Others criticised the way in which the idea was transferred from one culture to another without any attempt to tailor it to local traditions. It may, such critics suggested, be well suited to Japan’s participative workforce, but in more individualistic western societies it became a formalised hunt for people to blame for the problems that it identified. The original intention was for it to be a collective search for a solution to those problems.
Quality circles fell from grace as they were thought to be failing to live up to their promise. A study in 1988 found that 80% of a sample of large companies in the West that had introduced quality circles in the early 1980s had abandoned them before the end of the decade. In his book “Quality: A Critical Introduction”, John Beckford quotes the example of a western retailer that took almost every wrong step in the book.

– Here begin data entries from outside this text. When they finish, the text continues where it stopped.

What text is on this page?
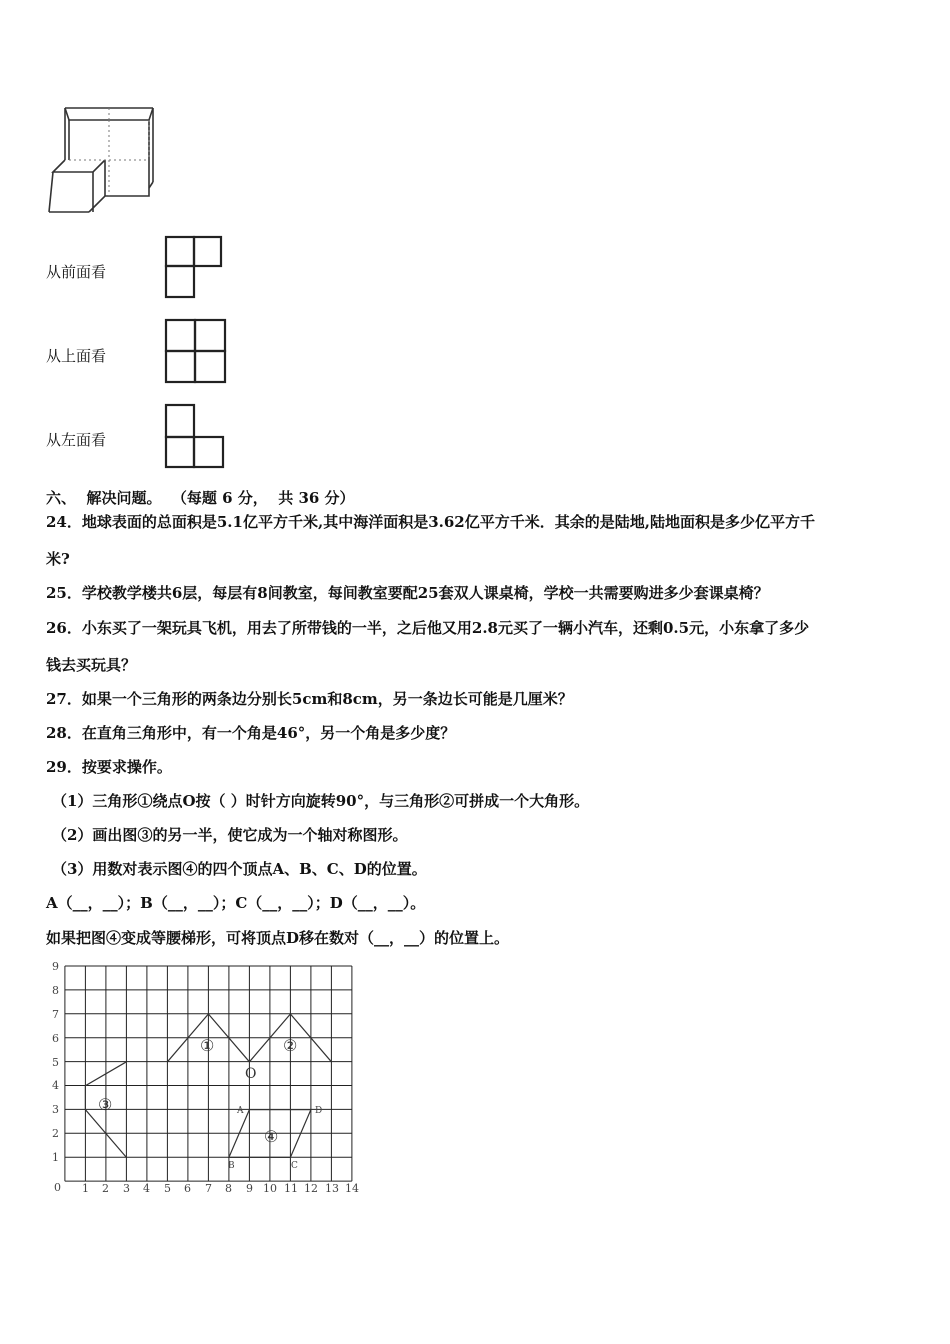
从前面看
从上面看
从左面看
六、  解决问题。  （每题 6 分，  共 36 分）
24．地球表面的总面积是5.1亿平方千米,其中海洋面积是3.62亿平方千米．其余的是陆地,陆地面积是多少亿平方千
米?
25．学校教学楼共6层，每层有8间教室，每间教室要配25套双人课桌椅，学校一共需要购进多少套课桌椅？
26．小东买了一架玩具飞机，用去了所带钱的一半，之后他又用2.8元买了一辆小汽车，还剩0.5元，小东拿了多少
钱去买玩具？
27．如果一个三角形的两条边分别长5cm和8cm，另一条边长可能是几厘米？
28．在直角三角形中，有一个角是46°，另一个角是多少度？
29．按要求操作。
（1）三角形①绕点O按（ ）时针方向旋转90°，与三角形②可拼成一个大角形。
（2）画出图③的另一半，使它成为一个轴对称图形。
（3）用数对表示图④的四个顶点A、B、C、D的位置。
A（__，__）；B（__，__）；C（__，__）；D（__，__）。
如果把图④变成等腰梯形，可将顶点D移在数对（__，__）的位置上。
1
2
3
4
5
6
7
8
9
0 1 2 3 4 5 6 7 8 9 10 11 12 13 14
①	②
③
④
O
A	D
B	C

These included:
• training only managers to run quality circles, and not the staff in the retail outlets who were expected to participate in them;
• setting up circles where managers appointed themselves as leaders and made their secretaries keep the minutes. This maintained the existing hierarchy which quality circles are supposed to break out of;
• expecting staff to attend meetings outside working hours and without pay;• ignoring real problems raised by the staff (about, for example, the outlets’ opening hours) and focusing on trivia (were there enough ashtrays in the customer reception area).